Personally – I will risk a thesis that story HAS TO be simple in cRPG to make a good cRPG.
Good story is, most of times, a complicated story. A complicated story – with many dependences, specific characters, sub-plots and cause&effect relationships – is hard to interact. The story should be so simple that any type of character could fit into it: from dwarf barbarian with 0 int. to female elfish bard with 999 charisma and no fighting skills. In p&p RPG it looks in a different way – because GM could shape the story and match it to his specific group (at least a good GM – not those guys who write the adventure without knowledge about their players characters or use the official modules).
In the story-heavy cRPGs I usually feel that my character do not fit to the plot. Take PoE. I’m dwarf barbarian from Living Lands. I have come to Deerwood in searching for fame and fortune. I’m simple mercenary who hates magic, souls, mysticism and all that jazz. So what is the point of following the story of the game? There are many games like this. To handle this problem the player usually receives some secondary identity: “the Chosen One”, “the Bhaal Spawn”, “the Dragonborne” etc. And, finally, you do not play the game as a dwarf barbarian but as a “Chosen One”, “Dragonborne” etc. I do not like this approach.
So – the best story, for me, is a frame story, with very simple plots. Compare two quests from two games: the “bridge quest” in the first town of Arcanum and the “conspiratorial” quest in Marharth of Skyrim.
· Arcanum. So roughly simple. You have a bridge to cross. The bridge is occupied by bandits. End of the story. But so many opportunities. The player can ally with the local officials or with the bandit leader. If allied with sheriff – we can kill bandits or persuade them. Or we can ignore whole this conflict, just steal the key, sneak through the bridge and say “goodbye” to everyone. All approaches has some minor dialogue variants (“I will make it for money” or “I will make it for an idea”) and some minor future consequences. It is a good cRPG.

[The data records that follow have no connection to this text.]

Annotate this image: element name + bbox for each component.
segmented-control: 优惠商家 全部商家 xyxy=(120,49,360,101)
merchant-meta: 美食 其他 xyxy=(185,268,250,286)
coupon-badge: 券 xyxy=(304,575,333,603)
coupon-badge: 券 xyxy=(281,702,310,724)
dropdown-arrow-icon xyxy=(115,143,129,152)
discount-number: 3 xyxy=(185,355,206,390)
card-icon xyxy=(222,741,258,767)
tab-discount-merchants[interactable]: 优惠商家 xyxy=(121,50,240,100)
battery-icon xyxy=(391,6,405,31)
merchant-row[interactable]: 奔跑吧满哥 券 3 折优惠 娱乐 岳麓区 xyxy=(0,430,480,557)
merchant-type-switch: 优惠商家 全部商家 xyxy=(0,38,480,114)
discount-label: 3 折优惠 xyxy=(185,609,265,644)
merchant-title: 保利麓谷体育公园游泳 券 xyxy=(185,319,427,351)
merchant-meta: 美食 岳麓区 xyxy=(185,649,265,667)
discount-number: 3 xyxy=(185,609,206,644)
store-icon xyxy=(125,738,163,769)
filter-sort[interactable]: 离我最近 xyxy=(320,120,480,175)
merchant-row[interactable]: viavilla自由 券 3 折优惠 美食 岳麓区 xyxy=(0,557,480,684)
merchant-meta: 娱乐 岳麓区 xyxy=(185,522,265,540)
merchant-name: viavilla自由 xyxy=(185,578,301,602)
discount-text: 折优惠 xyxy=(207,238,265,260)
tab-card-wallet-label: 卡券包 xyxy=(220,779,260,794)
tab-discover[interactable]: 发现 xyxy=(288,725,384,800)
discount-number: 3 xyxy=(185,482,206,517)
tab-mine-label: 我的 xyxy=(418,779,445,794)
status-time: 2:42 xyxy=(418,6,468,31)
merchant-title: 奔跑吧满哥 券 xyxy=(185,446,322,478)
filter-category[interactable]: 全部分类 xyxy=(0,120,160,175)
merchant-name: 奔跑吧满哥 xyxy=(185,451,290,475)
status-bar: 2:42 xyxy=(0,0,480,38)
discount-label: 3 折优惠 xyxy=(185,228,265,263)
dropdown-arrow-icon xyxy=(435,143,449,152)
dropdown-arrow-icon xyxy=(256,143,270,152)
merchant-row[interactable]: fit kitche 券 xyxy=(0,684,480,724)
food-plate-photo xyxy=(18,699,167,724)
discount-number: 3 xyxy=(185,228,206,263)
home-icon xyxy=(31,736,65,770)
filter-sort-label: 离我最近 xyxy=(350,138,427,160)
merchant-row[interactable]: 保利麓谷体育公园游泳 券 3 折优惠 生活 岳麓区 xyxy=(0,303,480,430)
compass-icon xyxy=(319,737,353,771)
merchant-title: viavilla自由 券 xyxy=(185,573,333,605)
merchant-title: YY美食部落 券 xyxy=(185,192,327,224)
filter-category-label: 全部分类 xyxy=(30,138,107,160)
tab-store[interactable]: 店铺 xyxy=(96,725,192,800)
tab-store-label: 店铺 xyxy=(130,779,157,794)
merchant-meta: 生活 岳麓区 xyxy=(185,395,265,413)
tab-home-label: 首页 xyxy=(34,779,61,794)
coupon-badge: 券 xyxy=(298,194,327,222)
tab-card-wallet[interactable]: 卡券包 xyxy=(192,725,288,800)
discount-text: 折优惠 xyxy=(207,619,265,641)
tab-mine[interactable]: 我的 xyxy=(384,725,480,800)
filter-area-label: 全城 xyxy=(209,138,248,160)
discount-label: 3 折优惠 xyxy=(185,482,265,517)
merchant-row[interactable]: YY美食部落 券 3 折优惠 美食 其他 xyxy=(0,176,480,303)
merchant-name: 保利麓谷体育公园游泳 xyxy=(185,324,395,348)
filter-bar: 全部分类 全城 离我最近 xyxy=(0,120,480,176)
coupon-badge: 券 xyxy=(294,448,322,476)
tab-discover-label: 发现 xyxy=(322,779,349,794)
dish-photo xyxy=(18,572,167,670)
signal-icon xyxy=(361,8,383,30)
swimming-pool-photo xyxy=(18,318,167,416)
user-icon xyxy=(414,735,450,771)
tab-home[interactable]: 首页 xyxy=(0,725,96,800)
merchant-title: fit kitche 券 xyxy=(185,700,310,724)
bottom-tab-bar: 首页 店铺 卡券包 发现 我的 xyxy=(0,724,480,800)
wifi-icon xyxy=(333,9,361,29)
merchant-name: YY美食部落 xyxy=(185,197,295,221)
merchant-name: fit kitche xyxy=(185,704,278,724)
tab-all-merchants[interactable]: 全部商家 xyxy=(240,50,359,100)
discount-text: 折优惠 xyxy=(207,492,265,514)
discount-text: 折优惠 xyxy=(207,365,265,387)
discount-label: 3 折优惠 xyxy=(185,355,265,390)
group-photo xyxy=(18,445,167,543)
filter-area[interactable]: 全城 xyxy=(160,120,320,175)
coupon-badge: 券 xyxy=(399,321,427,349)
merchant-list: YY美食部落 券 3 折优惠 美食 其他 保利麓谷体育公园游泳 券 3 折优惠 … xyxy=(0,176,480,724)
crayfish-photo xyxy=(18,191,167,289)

· And in Marharth? We have a quite complicated political-criminal plot (let me be generous for Skyrim…). And what we can do with it? Nothing. We are just running from one quest marker to the other and watching the brilliant story. It is not a good cRPG. All Withers 3 quests are exactly the same thing – dialogues are better but gameplay is also week.
So the best thing you can do as a cRPG designer is, in my opinion, to write a simple plot like: “Armies of DARKNESS are approaching the FREE LAND of NEVERLAND – oh mighty PLAYER – do what you want with it”. Join the DARK LORD or the GOOD KING (or ignore everyone and watch the world burn), use any of your skills, recruit companions you like etc.
The good example of this approach is the first half of Gothic 1 and 2. What is the story, what is your goal? Very simple – you have to become someone IMPORTANT, that’s it. The rest depends on you: join the militia or rebels, study magic or art of war, make friends and foes all around the island. And it works.